Background: I attend a "recruiting mixer" last night for the University of Maryland's Smith School of Business. I got my MBA from then in 2007.
The event was very well put together. My only critique would be that they weren't 100% specific with the location of the event. It was on the concourse level of the Ronald Reagan Trade building (where I took classes). But since I graduated they opened up a much nicer location (I harken back to days of electric plugs duct taped to the carpet). So it was a bit confusing, and I thankfully bumped into a handful of alums and we helped each other out.
I also ran into two former classmates, which was great. One has had a baby, which was exciting news. The other left pharma sales to join Booz Allen, a great move by her I think.
The set up were tall tables where we had company placards, and just enough room for business cards and flyers. I took around 16 resumes in just over an hour and a half, so approximately 6 minutes per person.
Of the 16, I'd say we have strong chances with 3-4 of them, and looser chances with another 3-4. If even just one of those is a hire, then it is a smashing success.
But the most challenging part of the evening was telling people "No". Interestingly, Smith did a great job of providing the prospective employee's with a cheatsheet on each company, what they have needs for, etc. Some students didn't seem to work from that though. I wish the cheatsheet made it clear we are looking for US citizens only though, because that could have saved some time on both ends. Also, if it says my company isn't looking for interns, why ask? I guess you are being proactive, which is great and all. But there's a reason we're listed as not having an internship program - we don't. And we're not looking for an intern.

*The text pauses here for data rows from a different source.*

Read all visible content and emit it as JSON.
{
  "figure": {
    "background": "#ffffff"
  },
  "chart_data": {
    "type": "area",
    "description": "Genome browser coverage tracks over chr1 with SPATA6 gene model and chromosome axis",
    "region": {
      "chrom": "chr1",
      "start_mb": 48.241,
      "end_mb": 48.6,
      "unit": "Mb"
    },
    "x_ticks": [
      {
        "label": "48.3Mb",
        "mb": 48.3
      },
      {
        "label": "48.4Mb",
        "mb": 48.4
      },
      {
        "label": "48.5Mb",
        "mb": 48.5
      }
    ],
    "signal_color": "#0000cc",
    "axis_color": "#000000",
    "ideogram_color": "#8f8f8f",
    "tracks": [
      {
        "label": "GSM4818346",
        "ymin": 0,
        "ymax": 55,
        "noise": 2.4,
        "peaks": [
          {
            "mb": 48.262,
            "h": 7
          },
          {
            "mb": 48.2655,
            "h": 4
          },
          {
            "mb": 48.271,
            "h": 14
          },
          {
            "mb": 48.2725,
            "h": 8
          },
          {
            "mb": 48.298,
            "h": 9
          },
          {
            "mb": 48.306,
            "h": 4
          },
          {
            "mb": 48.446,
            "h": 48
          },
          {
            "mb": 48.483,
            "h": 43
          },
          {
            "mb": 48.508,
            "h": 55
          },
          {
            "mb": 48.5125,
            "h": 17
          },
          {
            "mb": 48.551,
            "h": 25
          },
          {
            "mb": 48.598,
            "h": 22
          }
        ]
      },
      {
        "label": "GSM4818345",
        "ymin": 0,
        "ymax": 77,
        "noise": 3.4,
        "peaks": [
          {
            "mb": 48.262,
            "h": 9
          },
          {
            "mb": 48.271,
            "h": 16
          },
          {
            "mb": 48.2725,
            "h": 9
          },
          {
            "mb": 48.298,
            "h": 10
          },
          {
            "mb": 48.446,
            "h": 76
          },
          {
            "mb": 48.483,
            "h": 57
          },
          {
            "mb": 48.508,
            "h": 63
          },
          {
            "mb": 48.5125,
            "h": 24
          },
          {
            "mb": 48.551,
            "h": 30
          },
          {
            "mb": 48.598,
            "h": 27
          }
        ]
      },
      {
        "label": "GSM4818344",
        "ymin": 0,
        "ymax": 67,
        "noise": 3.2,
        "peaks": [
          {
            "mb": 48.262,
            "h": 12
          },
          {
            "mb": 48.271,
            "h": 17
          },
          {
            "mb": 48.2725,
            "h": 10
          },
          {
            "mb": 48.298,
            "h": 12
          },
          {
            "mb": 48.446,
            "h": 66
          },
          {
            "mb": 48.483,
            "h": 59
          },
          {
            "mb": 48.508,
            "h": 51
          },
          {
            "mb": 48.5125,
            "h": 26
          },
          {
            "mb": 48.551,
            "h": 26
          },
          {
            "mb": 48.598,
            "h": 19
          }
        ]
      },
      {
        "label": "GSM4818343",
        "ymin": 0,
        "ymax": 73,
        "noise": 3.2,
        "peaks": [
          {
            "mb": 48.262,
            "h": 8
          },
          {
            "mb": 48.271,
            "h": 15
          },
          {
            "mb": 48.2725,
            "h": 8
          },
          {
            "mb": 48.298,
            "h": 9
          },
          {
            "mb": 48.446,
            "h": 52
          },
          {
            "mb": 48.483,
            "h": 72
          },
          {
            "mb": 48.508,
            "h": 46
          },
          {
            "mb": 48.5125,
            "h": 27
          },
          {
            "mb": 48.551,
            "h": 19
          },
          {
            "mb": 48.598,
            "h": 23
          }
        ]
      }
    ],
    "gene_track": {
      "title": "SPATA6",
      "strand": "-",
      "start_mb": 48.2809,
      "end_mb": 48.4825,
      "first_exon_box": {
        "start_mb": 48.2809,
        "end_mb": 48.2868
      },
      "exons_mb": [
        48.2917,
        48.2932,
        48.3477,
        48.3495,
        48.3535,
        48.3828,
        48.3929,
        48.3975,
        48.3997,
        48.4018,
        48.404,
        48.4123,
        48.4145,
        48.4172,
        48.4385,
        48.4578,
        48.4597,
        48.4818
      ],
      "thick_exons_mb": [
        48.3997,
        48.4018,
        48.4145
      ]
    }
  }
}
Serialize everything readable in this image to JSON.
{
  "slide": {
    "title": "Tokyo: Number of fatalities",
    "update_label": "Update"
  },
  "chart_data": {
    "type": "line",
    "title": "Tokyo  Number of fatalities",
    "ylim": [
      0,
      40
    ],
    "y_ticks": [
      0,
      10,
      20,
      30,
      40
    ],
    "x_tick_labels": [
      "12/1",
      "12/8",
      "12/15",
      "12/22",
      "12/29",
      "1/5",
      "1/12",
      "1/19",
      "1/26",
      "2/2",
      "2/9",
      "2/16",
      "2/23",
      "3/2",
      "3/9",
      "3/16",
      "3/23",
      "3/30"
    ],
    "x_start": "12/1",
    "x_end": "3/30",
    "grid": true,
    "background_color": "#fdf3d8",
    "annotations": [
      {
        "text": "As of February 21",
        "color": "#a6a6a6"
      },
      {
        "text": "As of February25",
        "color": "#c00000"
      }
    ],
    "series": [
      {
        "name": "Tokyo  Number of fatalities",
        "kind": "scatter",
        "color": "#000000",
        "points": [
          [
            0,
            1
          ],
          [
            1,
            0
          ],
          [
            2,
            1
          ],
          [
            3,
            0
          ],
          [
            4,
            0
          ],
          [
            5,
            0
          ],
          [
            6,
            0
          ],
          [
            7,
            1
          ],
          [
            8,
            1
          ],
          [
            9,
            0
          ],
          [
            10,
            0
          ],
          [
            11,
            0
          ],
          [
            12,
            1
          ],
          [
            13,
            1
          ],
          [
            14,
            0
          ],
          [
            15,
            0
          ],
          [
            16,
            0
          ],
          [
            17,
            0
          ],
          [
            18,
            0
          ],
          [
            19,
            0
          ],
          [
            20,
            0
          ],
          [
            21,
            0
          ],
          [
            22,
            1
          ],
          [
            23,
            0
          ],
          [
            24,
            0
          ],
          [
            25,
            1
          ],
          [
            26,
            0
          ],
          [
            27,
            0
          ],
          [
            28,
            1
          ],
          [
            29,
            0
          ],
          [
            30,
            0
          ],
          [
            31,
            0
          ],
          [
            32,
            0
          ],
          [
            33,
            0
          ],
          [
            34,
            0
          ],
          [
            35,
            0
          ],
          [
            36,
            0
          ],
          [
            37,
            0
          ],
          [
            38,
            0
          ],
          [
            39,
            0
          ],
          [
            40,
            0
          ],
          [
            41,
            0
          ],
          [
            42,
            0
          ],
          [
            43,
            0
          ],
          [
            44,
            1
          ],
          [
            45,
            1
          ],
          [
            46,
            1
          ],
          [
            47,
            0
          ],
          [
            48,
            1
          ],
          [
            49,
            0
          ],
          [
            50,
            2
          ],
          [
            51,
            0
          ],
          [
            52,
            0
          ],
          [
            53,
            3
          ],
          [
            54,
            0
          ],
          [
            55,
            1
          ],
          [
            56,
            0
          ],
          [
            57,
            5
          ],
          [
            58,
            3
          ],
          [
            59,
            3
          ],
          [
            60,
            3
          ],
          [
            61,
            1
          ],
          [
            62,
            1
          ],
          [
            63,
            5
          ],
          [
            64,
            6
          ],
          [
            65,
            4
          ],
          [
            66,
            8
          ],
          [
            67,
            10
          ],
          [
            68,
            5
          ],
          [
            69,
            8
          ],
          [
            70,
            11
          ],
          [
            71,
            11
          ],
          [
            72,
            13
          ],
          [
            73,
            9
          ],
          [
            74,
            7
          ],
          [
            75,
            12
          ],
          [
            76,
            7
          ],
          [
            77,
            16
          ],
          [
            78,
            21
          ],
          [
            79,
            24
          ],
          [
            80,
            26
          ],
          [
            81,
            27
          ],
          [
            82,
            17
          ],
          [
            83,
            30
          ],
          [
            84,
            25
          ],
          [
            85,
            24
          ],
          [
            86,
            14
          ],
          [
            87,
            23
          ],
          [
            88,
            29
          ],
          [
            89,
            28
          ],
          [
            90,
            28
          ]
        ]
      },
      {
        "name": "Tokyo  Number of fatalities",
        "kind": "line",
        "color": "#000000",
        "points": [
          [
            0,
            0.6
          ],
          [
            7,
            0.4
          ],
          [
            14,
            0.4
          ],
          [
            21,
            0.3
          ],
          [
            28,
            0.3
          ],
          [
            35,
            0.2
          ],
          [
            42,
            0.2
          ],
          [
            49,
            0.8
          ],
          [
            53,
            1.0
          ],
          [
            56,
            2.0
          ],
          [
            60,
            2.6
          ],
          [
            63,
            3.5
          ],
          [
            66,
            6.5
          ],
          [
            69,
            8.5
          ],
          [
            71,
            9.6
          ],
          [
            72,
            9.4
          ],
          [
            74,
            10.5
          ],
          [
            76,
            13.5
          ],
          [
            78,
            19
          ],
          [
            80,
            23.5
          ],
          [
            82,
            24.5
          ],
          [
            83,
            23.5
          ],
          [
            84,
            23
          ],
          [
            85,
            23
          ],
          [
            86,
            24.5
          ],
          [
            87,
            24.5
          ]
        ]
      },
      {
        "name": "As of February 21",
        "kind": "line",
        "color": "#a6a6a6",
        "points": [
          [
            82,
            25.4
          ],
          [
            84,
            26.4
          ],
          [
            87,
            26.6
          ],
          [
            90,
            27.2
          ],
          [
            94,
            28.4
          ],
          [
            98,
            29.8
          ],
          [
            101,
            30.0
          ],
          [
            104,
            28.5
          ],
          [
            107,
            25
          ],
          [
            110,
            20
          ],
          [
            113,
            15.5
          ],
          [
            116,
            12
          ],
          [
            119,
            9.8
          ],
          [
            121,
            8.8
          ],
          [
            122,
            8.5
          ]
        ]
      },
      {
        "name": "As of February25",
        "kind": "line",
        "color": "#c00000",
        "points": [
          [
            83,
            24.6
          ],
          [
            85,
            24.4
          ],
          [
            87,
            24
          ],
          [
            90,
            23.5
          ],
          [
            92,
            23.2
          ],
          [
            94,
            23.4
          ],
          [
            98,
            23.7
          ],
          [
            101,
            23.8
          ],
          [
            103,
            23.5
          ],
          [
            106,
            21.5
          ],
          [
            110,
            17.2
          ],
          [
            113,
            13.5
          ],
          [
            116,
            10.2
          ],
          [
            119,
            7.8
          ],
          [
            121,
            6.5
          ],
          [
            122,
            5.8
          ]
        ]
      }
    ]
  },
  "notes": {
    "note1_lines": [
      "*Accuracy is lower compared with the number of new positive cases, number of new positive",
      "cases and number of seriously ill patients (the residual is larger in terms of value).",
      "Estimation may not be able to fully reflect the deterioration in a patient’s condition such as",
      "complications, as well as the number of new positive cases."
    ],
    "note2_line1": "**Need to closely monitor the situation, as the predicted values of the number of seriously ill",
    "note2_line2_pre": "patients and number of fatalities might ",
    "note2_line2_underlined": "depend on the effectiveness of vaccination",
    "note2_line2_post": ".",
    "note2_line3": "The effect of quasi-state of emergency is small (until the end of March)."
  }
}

A tip to prospective employees - If a company says you have to be a US citizen, and you aren't, just accept it and move on. Don't recommend alternatives. Don't recommend a three week trial period. That might work with other companies, but our hands are tied on the citizenship issue.
My biggest regret is that I met two active military members and when we finished chatting they moved on before I got to say "Thanks for your service."
So, thanks for your service. I work for a Service-Disabled, Veteran-Owned Small Business; we take that seriously and greatly appreciate the sacrifices of the men and women who help keep us safe.